Face au système Biya, les Camerounais ont, à quelques exceptions près, adopté la stratégie de l’évitement qui a trois formes d’expression principales : la résignation, la fuite et l’adaptation. La résignation est la posture principale des populations désormais absorbées par les contraintes de survie et que plus aucun leader au Cameroun n’arrive à mobiliser pour des actions de masse. La fuite où l’exil volontaire est l’option privilégiée cette portion de la classe moyenne et de l’élite intellectuelle qui préfère aller se chercher ailleurs que d’affronter directement le monstre dans un pays où le mérite est désormais secondaire. L’adaptation est le lot de l’autre portion qui a choisi de pactiser avec le diable dans un pragmatisme cynique qui ne recule pas devant les compromissions quand le besoin s’impose. Ces postures qui souvent se recoupent ont contribué à fabriquer et à perpétuer le système Biya. Nous avons pour la plupart évité la logique la confrontation avec les risques que cela comporte. La preuve est que les derniers souvenirs de velléités de protestation de masse au Cameroun remontent à 2008. Le BIR est sorti, le sang a coulé et nous avons retrouvé nos coquilles. En définitive, comme le dit si bien Etienne de la Boétie « Ce sont donc les peuples eux-mêmes qui se laissent, ou plutôt qui se font malmener, puisqu’ils en seraient quittes en cessant de servir. C’est le peuple qui s’asservit et qui se coupe la gorge ; qui, pouvant choisir d’être soumis ou d’être libre, repousse la liberté et prend le joug ; qui consent à son mal, ou plutôt qui le recherche ». On n’a jamais vu les riches libérer les pauvres, les puissants libérer les faibles, les rassasiés libérer les affamées, le Nord libérer le Sud, etc. Le pilier principal de la domination est la servitude volontaire et ne méritent la liberté que ceux et celles qui sont prêts à mourir pour la défendre parce qu’ils en connaissent la valeur. Il y a très peu de Camerounais qui sont prêts à mourir pour le Cameroun. Ils préfèrent leur petite bière dans la misère aux douleurs de l’accouchement de la liberté. Et Biya le sait ! 

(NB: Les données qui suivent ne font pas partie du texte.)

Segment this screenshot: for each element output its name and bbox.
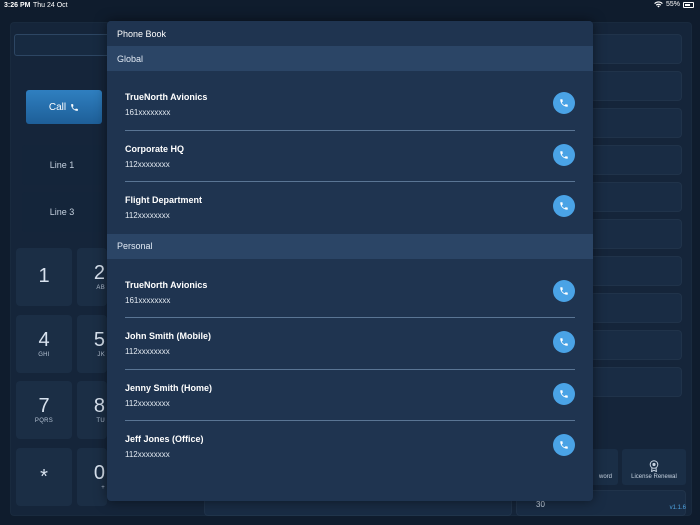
modal-title: Phone Book xyxy=(107,21,593,46)
section-header-global: Global xyxy=(107,46,593,71)
bg-row xyxy=(590,330,682,360)
license-renewal-tile[interactable]: License Renewal xyxy=(622,449,686,485)
key-letters: + xyxy=(101,485,105,491)
status-time: 3:26 PM xyxy=(4,2,31,9)
key-digit: 0 xyxy=(93,462,105,484)
battery-icon xyxy=(683,1,694,8)
phone-icon xyxy=(560,286,568,295)
phone-icon xyxy=(560,389,568,398)
phone-icon xyxy=(71,103,78,111)
call-contact-button[interactable] xyxy=(553,279,575,302)
status-right: 55% xyxy=(654,1,694,8)
status-bar: 3:26 PM Thu 24 Oct 55% xyxy=(0,0,700,12)
bg-row xyxy=(590,256,682,286)
phone-icon xyxy=(560,441,568,449)
call-button[interactable]: Call xyxy=(26,90,102,124)
key-digit: * xyxy=(40,466,48,488)
key-star[interactable]: * xyxy=(16,448,72,506)
contact-row[interactable]: TrueNorth Avionics 161xxxxxxxx xyxy=(125,267,575,318)
key-digit: 4 xyxy=(38,329,50,351)
version-label: v1.1.6 xyxy=(669,505,686,511)
key-letters: JK xyxy=(97,352,105,358)
key-letters: PQRS xyxy=(34,418,54,424)
line-3-label: Line 3 xyxy=(49,207,75,217)
contact-name: John Smith (Mobile) xyxy=(125,331,211,341)
contact-number: 112xxxxxxxx xyxy=(125,398,170,408)
key-1[interactable]: 1 xyxy=(16,248,72,306)
phone-icon xyxy=(560,99,568,107)
contact-number: 112xxxxxxxx xyxy=(125,347,170,356)
contact-name: Jeff Jones (Office) xyxy=(125,434,204,444)
contact-number: 112xxxxxxxx xyxy=(125,211,170,220)
contact-name: Jenny Smith (Home) xyxy=(125,382,213,393)
key-digit: 7 xyxy=(38,395,50,417)
bg-row xyxy=(590,182,682,212)
bg-row xyxy=(590,108,682,138)
status-date: Thu 24 Oct xyxy=(33,2,68,9)
bg-row xyxy=(590,367,682,397)
key-digit: 8 xyxy=(93,395,105,417)
key-2[interactable]: 2 AB xyxy=(77,248,107,306)
line-3-button[interactable]: Line 3 xyxy=(22,192,102,232)
contact-name: TrueNorth Avionics xyxy=(125,92,208,102)
section-header-personal: Personal xyxy=(107,233,593,259)
line-1-button[interactable]: Line 1 xyxy=(22,145,102,185)
contact-number: 112xxxxxxxx xyxy=(125,450,170,459)
password-tile-label: word xyxy=(598,474,612,480)
contact-row[interactable]: Jeff Jones (Office) 112xxxxxxxx xyxy=(125,421,575,473)
phone-book-modal: Phone Book Global TrueNorth Avionics 161… xyxy=(107,21,593,501)
battery-percent: 55% xyxy=(665,1,680,8)
contact-name: Flight Department xyxy=(125,195,203,205)
call-contact-button[interactable] xyxy=(553,434,575,456)
contact-name: Corporate HQ xyxy=(125,143,185,154)
call-contact-button[interactable] xyxy=(553,331,575,353)
key-digit: 2 xyxy=(93,262,105,284)
key-letters: GHI xyxy=(38,352,50,358)
contact-row[interactable]: TrueNorth Avionics 161xxxxxxxx xyxy=(125,79,575,131)
key-5[interactable]: 5 JK xyxy=(77,315,107,373)
contact-row[interactable]: John Smith (Mobile) 112xxxxxxxx xyxy=(125,318,575,370)
bg-row xyxy=(590,219,682,249)
key-0[interactable]: 0 + xyxy=(77,448,107,506)
call-contact-button[interactable] xyxy=(553,382,575,405)
license-renewal-label: License Renewal xyxy=(631,474,677,480)
wifi-icon xyxy=(654,1,663,8)
contact-number: 112xxxxxxxx xyxy=(125,159,170,169)
key-8[interactable]: 8 TU xyxy=(77,381,107,439)
key-digit: 1 xyxy=(38,265,50,287)
key-4[interactable]: 4 GHI xyxy=(16,315,72,373)
contact-row[interactable]: Flight Department 112xxxxxxxx xyxy=(125,182,575,234)
contact-number: 161xxxxxxxx xyxy=(125,108,171,117)
dial-input[interactable] xyxy=(14,34,112,56)
key-7[interactable]: 7 PQRS xyxy=(16,381,72,439)
phone-icon xyxy=(560,150,568,159)
bg-row xyxy=(590,71,682,101)
key-letters: AB xyxy=(96,285,105,291)
call-contact-button[interactable] xyxy=(553,92,575,114)
contact-row[interactable]: Corporate HQ 112xxxxxxxx xyxy=(125,131,575,182)
key-letters: TU xyxy=(96,418,105,424)
bg-row xyxy=(590,34,682,64)
bg-row xyxy=(590,293,682,323)
bottom-value: 30 xyxy=(536,500,545,509)
contact-name: TrueNorth Avionics xyxy=(125,279,208,290)
call-contact-button[interactable] xyxy=(553,195,575,217)
key-digit: 5 xyxy=(93,329,105,351)
call-contact-button[interactable] xyxy=(553,143,575,166)
line-1-label: Line 1 xyxy=(49,160,75,170)
contact-number: 161xxxxxxxx xyxy=(125,295,171,305)
phone-icon xyxy=(560,338,568,346)
bg-row xyxy=(590,145,682,175)
phone-icon xyxy=(560,202,568,210)
certificate-icon xyxy=(649,460,659,472)
contact-row[interactable]: Jenny Smith (Home) 112xxxxxxxx xyxy=(125,370,575,421)
call-label: Call xyxy=(48,101,67,113)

Une bagarre généralisée s’annonce dans le camp-Biya de l’après-Biya et il ne faut rien exclure a priori. Mais à l’allure où vont les choses l’après-Biya risque d’être encore Biya. Le système-Biya a eu le temps de fabriquer ses grands-prêtres, l’autre pilier de la reproduction de la domination comme nous le rappelle le lucide Etienne de la Boétie : « J’en arrive maintenant à un point qui est, selon moi, le ressort et le secret de la domination, le soutien et le fondement de toute tyrannie. … Ce ne sont pas les bandes de gens à cheval, les compagnies de fantassins, ce ne sont pas les armes qui défendent un tyran, mais toujours (on aura peine à le croire d’abord, quoique ce soit l’exacte vérité) quatre ou cinq hommes qui le soutiennent et qui lui soumettent tout le pays. Il en a toujours été ainsi : cinq ou six ont eu l’oreille du tyran et s’en sont approchés d’eux-mêmes, ou bien ils ont été appelés par lui pour être les complices de ses cruautés, les compagnons de ses plaisirs, les maquereaux de ses voluptés et les bénéficiaires de ses rapines. Ces six dressent si bien leur chef qu’il en devient méchant envers la société, non seulement de sa propre méchanceté mais encore des leurs. » Ceux de nos compatriotes qui se bousculent au portillon d’Etoudi en attendant la fin miraculeuse du règne de Biya devraient s’armer de patience, surtout que nul ne connait ni l’heure ni le jour. Biya est désormais un système avec lequel les Camerounais comme par reflexe font corps et sans stratégie concertée d’alternance inscrite dans la durée l’après-Biya risque d’être encore Biya.